2001 – Taoiseach Bertie Ahern strongly urges the release of the remaining Government funding to help complete the famine ship Jeanie Johnston.
2001 – Hundreds of students gather outside Leinster House to protest the teacher’s strike.
2003 – The Government insists it is not a participant in the 50-member coalition of countries which the US says is providing support for the war on Iraq. The United States has published a list of 35 countries which make up its ‘coalition of the willing’, but says another 15 members are providing back-up support and do not wish to be named.
2009 – Paul O’Connell and Rory Best celebrate at the final whistle in Cardiff as Ireland beats Wales 17-15 in a dramatic win which gives Ireland their first Six Nations Rugby Grand since the country’s one and only triumph in 1948.

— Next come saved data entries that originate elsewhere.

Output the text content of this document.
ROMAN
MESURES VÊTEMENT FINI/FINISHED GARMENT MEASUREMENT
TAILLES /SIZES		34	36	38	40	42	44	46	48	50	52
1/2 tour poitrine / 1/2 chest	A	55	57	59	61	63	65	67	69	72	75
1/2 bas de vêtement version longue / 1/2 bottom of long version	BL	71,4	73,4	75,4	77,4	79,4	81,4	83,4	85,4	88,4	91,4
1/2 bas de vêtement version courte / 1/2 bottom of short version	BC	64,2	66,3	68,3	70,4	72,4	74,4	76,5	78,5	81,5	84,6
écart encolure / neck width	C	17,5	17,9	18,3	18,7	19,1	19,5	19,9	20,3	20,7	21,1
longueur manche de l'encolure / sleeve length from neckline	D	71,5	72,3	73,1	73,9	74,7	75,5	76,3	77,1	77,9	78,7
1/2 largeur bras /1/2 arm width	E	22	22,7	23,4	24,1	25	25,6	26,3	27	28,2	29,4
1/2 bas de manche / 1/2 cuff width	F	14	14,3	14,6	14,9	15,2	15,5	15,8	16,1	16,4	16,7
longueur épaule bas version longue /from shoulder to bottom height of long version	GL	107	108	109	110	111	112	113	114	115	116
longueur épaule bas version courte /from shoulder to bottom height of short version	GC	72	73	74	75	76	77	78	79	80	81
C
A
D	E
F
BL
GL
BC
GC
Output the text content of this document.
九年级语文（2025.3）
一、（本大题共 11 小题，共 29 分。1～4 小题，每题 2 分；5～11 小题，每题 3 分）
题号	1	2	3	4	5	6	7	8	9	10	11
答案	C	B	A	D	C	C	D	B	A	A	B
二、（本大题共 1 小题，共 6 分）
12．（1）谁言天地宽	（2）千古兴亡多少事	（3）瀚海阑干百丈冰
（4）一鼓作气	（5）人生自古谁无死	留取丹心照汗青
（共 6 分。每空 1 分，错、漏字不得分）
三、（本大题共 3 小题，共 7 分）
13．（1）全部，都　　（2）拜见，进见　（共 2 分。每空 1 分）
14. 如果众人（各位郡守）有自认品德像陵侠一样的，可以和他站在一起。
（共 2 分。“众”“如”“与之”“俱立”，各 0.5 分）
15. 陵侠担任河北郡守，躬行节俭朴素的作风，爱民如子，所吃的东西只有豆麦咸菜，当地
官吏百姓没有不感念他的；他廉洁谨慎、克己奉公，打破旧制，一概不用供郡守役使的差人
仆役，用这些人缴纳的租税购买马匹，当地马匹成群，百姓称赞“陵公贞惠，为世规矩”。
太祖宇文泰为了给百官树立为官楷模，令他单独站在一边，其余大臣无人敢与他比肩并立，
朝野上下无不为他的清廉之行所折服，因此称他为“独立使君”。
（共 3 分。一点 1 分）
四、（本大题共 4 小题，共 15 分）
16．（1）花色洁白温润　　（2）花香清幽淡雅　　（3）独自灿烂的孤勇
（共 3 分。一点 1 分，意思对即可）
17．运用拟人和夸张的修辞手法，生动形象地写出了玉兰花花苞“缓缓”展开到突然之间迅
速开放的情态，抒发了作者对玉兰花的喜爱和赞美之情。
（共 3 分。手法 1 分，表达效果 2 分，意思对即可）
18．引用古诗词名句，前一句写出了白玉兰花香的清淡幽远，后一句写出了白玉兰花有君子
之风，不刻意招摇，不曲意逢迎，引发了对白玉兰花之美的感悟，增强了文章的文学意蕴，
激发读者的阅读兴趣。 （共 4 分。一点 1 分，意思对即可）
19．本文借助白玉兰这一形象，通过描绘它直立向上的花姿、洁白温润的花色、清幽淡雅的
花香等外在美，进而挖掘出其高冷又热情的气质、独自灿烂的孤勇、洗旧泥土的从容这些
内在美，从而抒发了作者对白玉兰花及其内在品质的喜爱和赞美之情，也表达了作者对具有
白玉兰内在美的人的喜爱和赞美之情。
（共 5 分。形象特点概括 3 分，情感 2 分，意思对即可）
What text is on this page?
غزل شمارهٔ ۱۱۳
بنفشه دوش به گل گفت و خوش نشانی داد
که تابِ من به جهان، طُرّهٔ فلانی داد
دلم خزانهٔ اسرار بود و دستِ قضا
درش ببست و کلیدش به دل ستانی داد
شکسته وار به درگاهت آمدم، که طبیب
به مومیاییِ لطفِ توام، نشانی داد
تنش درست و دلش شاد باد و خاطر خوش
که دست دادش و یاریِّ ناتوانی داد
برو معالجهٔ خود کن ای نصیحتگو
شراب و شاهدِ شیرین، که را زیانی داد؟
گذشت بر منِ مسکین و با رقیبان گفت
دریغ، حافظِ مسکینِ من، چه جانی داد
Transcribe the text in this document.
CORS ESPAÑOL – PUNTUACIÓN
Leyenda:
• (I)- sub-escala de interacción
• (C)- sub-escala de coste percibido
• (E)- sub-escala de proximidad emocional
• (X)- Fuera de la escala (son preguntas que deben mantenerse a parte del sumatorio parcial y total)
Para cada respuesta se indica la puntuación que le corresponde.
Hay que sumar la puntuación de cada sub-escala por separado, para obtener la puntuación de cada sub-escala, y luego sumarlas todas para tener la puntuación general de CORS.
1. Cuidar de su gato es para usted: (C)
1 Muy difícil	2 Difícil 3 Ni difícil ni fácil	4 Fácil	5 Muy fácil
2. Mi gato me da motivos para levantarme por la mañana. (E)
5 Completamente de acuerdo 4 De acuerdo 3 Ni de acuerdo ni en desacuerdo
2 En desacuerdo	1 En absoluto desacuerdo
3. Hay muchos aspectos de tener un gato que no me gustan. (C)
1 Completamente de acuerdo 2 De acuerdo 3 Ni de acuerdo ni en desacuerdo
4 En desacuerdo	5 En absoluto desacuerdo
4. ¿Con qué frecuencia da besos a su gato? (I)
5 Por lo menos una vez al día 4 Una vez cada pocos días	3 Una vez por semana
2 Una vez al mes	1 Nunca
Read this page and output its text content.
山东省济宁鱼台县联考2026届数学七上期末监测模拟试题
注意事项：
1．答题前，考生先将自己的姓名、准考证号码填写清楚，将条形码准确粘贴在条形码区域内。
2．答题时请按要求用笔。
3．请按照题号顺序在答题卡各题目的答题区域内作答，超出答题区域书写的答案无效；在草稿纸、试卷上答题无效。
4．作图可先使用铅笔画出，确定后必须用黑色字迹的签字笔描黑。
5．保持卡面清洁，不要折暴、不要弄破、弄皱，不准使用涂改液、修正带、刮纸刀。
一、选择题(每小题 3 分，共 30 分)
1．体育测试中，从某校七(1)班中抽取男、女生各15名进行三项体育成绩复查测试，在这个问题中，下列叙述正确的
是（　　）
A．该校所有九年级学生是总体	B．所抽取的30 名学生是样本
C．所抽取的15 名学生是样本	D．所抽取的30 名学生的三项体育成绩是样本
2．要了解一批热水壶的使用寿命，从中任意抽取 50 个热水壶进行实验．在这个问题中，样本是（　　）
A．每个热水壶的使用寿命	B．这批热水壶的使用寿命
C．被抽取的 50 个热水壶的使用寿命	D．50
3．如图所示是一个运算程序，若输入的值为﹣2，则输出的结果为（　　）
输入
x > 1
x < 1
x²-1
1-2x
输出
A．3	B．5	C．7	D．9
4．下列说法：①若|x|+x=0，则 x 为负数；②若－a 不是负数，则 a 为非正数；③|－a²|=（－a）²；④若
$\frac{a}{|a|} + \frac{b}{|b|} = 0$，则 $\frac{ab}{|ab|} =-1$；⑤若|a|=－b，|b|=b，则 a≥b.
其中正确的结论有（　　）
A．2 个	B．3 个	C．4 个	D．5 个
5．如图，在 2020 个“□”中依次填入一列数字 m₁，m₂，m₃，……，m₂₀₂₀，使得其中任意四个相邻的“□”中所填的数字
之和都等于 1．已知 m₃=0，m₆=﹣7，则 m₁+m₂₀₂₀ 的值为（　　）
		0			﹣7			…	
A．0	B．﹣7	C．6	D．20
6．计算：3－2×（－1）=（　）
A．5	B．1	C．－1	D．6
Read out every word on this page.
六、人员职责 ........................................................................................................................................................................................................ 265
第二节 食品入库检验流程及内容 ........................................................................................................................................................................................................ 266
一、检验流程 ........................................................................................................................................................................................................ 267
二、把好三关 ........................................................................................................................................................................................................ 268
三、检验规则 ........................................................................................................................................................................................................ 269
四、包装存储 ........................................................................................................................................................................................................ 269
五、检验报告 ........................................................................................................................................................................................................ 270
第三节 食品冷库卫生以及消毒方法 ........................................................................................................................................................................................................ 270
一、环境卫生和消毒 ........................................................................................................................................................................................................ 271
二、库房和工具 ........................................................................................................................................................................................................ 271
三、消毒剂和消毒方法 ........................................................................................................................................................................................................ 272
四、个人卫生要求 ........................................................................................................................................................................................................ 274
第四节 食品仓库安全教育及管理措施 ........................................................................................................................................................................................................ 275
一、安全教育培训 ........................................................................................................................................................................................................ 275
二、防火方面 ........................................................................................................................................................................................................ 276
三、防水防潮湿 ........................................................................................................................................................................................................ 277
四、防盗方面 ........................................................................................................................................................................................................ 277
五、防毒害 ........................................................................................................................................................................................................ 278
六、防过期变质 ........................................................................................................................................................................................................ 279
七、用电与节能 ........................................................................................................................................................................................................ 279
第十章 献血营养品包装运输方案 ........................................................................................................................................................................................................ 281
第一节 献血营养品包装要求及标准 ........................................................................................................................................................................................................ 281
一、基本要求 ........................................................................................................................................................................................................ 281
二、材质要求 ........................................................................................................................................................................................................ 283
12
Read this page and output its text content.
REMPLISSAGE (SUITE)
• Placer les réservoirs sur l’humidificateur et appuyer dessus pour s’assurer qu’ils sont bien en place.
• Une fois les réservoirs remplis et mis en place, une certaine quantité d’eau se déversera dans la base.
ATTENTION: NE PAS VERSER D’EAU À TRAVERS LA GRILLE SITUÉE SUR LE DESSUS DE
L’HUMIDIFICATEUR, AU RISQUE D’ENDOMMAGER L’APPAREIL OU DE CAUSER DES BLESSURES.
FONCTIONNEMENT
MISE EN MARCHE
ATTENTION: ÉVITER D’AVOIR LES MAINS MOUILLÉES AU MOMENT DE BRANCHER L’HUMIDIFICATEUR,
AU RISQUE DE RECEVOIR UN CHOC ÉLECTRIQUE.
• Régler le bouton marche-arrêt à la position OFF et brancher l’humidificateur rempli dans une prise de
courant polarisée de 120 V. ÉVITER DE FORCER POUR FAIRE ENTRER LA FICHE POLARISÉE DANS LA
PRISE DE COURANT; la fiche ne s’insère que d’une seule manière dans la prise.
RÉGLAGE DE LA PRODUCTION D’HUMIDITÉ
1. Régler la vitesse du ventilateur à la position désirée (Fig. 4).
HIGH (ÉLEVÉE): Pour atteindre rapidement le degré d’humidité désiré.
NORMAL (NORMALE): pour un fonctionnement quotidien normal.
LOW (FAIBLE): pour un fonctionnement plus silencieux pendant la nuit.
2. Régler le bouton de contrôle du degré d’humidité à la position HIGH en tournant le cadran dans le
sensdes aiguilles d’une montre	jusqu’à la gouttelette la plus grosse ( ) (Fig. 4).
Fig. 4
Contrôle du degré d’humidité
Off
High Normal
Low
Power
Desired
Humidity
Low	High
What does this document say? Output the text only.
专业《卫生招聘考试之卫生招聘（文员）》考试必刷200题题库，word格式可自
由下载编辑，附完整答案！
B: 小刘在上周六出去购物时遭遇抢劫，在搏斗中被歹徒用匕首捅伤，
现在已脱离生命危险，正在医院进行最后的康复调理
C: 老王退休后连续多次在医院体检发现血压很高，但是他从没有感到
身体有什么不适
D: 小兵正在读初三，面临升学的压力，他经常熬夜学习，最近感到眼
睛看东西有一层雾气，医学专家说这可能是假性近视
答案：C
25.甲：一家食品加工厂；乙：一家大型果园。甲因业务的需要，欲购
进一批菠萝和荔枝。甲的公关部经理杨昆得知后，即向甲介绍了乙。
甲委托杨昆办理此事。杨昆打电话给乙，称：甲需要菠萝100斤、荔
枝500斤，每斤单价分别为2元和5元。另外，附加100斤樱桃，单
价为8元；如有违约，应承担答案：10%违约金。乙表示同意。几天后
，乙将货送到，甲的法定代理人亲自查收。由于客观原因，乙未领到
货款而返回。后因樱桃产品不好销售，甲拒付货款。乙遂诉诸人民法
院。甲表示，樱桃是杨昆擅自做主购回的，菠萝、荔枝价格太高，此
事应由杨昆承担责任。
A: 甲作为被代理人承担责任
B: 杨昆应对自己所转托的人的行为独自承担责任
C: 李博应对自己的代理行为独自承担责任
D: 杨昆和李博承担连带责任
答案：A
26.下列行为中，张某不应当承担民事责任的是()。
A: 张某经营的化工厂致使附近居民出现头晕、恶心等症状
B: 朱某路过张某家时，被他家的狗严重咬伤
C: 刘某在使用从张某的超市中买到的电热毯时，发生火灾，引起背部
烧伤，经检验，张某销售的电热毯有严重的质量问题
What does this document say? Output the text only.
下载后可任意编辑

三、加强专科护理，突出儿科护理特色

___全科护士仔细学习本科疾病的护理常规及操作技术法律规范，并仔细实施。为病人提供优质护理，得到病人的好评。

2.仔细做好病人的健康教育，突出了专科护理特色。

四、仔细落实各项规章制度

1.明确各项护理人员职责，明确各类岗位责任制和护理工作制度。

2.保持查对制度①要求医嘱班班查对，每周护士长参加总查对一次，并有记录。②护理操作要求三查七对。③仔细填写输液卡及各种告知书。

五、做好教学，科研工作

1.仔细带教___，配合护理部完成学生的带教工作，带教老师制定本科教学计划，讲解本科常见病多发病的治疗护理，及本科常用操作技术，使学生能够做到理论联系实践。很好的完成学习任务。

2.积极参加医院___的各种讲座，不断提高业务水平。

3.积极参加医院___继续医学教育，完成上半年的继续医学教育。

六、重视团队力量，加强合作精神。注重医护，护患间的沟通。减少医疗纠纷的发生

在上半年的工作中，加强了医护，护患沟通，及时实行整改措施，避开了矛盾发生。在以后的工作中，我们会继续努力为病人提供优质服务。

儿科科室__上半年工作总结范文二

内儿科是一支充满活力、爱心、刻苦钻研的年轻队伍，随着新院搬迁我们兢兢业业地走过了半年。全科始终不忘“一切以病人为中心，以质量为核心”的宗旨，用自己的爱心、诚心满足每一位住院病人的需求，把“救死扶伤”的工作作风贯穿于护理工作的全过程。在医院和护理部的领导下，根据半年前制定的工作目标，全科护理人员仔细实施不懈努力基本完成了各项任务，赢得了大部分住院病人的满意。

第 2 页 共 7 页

2010 – Pope Benedict apologizes to Ireland’s Roman Catholics in historic papal letter read at Masses throughout Ireland.
2016 – A treasure map drawn by 1916 Easter Rising rebel, Roger Casement, is to be sold at auction with experts predicting a sale price of more than €2,000. Casement buried the ‘treasure’ after his mission to import guns from Germany ahead of the Rising failed.